« Un décalage flagrant entre les mots et les actes » : les sanctions britanniques contre Israël critiquées, Haaretz révèle que Netanyahou « savait » avant le 7 octobre
Un éditorial du Times britannique critique les sanctions du gouvernement contre les colons israéliens en Cisjordanie, les jugeant « sans rapport avec les mots dramatiques » employés, potentiellement « contre-productives », et avertissant qu'elles « attiseront les flammes de l'antisémitisme » au Royaume-Uni. Parallèlement, une enquête de Haaretz révèle que le Premier ministre Netanyahou avait été informé des renseignements pertinents avant l'attaque du 7 octobre 2023, sa réaction étant, selon les
Le Times britannique a publié le 9 un éditorial qui dénonce les sanctions imposées par le gouvernement britannique aux colons israéliens en Cisjordanie, les jugeant « sans rapport avec les mots dramatiques » employés, potentiellement « contre-productives », et avertissant qu'elles « attiseront les flammes de l'antisémitisme » au Royaume-Uni. Le journal estime par ailleurs que ces mesures « n'apportent rien aux Palestiniens ». Cette critique virulente émanant d'un grand quotidien britannique place le gouvernement dans une position embarrassante : sur la question israélo-palestinienne, des paroles fortes, mais une politique jugée creuse par sa propre presse.
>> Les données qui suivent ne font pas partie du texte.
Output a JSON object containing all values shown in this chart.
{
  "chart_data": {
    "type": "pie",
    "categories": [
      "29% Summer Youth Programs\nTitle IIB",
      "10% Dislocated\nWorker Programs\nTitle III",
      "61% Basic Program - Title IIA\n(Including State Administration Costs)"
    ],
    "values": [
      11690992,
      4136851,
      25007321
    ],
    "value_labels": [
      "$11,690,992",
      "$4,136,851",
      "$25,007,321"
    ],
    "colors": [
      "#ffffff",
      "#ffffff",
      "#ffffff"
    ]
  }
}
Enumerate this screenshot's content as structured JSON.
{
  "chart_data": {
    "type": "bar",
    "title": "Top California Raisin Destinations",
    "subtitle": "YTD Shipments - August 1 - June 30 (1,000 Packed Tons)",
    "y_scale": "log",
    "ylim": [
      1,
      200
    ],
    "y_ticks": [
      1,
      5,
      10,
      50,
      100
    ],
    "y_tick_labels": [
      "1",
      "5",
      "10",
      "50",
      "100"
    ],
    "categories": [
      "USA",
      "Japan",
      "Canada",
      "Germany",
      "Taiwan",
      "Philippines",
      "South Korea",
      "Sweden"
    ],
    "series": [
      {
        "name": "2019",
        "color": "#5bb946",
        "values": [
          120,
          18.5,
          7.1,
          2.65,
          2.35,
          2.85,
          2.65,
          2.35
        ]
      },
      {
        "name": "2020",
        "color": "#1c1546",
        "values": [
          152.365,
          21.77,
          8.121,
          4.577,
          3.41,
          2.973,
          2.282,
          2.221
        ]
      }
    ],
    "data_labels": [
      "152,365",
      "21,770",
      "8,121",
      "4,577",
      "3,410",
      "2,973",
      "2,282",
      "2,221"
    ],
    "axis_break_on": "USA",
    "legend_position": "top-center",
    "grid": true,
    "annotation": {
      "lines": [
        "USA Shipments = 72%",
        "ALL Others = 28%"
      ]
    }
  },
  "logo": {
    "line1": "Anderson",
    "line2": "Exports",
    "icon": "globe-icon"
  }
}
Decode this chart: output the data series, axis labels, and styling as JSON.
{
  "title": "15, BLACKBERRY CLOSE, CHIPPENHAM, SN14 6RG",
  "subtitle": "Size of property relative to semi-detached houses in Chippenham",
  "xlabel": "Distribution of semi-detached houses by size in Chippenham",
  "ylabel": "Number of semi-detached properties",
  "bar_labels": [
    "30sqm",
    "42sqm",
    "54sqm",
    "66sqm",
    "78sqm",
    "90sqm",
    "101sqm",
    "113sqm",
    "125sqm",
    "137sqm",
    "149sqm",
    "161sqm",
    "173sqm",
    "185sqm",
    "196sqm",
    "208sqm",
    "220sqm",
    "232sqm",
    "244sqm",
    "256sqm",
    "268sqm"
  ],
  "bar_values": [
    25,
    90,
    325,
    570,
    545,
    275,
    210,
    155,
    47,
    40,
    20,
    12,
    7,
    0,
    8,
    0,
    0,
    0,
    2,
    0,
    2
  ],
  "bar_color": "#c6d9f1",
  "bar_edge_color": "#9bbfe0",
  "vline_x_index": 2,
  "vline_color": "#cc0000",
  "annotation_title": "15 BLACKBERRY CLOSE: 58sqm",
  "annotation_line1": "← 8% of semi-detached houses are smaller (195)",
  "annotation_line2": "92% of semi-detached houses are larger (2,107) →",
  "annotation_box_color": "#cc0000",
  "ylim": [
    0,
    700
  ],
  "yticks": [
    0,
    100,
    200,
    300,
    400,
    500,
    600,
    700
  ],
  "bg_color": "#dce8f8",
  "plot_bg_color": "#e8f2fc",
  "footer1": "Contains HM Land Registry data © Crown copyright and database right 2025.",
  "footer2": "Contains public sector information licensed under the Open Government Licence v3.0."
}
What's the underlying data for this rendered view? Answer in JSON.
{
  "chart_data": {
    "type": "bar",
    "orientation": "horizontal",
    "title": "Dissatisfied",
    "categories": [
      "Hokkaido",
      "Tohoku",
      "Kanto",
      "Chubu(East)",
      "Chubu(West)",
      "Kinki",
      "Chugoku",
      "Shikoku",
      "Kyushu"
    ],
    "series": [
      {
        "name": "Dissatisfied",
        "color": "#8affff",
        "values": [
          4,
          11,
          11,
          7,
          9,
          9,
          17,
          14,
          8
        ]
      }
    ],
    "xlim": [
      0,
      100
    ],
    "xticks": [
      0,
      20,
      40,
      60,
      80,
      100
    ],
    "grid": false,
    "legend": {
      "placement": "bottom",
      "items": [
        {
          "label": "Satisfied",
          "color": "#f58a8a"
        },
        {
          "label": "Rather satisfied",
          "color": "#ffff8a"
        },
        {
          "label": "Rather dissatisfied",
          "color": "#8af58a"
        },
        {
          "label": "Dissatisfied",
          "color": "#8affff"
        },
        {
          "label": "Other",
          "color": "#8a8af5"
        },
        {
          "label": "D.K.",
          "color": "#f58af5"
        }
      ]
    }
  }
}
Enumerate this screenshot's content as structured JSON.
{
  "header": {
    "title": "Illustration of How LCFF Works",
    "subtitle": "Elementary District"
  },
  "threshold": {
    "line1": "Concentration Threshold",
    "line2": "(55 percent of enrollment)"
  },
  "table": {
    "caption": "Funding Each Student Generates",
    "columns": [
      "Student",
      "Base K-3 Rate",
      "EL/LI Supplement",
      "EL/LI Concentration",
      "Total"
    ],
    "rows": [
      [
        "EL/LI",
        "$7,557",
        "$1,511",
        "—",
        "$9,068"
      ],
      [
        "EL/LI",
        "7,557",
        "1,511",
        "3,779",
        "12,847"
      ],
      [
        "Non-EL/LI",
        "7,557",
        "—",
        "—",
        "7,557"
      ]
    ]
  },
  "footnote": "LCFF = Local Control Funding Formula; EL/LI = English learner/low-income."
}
À l'origine de cette controverse interne, l'annonce des sanctions par le ministre britannique des Affaires étrangères Ed Miliband. Selon The Independent, M. Miliband a qualifié les agissements persistants d'Israël en Cisjordanie de « nettoyage ethnique » et désigné les colons locaux comme des « colons terroristes ». Il a également ajouté que l'occupation de la Cisjordanie était dans son ensemble illégale. The i a fait sa une sur le sujet, titrant « Le Royaume-Uni accuse les colons de nettoyage ethnique, Israël est scandalisé ».
L'éditorial du Times réfute toutefois ces annonces, doutant de l'efficacité réelle de ces mesures et soulignant l'écart manifeste entre la modération des moyens de sanction et la sévérité des mots employés.
Le coût réel des sanctions a peut-être déjà commencé à se dessiner. Selon The i, après la mise en place de l'interdiction d'importation par le Royaume-Uni, ses canaux d'accès au renseignement israélien risqueraient d'être réduits. Cela signifie que le gouvernement britannique, pourtant connu pour la fermeté de ses déclarations, doit encore procéder à des arbitrages concrets face aux intérêts pratiques de la coopération en matière de sécurité.
L'annonce de M. Miliband a également provoqué un vif tollé au sein de la communauté juive britannique. Le grand rabbin du Royaume-Uni a qualifié le jour de l'annonce des sanctions de « journée véritablement sombre pour les Juifs britanniques ». M. Miliband a aussitôt répondu en invoquant sa propre identité, rappelant son parcours de Juif et se déclarant « fier d'être un Juif britannique ». Les deux parties invoquent l'identité sur un même sujet, pour aboutir à des conclusions diamétralement opposées.
Tandis que le Royaume-Uni se déchire sur sa politique à l'égard d'Israël et de la Palestine, les médias israéliens sont, eux, en pleine controverse autour d'une autre tempête de comptes à rendre. Une enquête de Haaretz a révélé que le Premier ministre Netanyahou avait été informé des renseignements pertinents avant l'attaque du 7 octobre 2023, mais sa réaction, selon les informations, aurait été marquée par « l'ennui et l'indifférence ». L'éditorial de Haaretz, intitulé « Netanyahou savait », maintient ses accusations et fait remonter la responsabilité du Premier ministre à plusieurs années avant l'attaque — période durant laquelle il aurait, selon les informations, laissé le Hamas obtenir des financements.
Le site israélien Ynet News n'a pas été surpris par les révélations de Haaretz, estimant qu'elles « ajoutent un élément supplémentaire à la série de signaux d'alerte d'avant le 7 octobre », tout en jugeant que ces révélations n'auront pas d'incidence sur les élections israéliennes. Haaretz adopte le jugement inverse, estimant qu'après « trois ans de mensonges et d'effusion de sang », cette révélation pourrait devenir un moment décisif pour les électeurs indécis.
Haaretz jure de continuer à exiger des comptes des responsables informés, tandis que le Times dirige ses critiques contre l'efficacité réelle des sanctions de son propre gouvernement. Face à ces attaques simultanées des deux journaux, l'efficacité concrète des sanctions et le prix politique pour les responsables informés restent tous deux en suspens.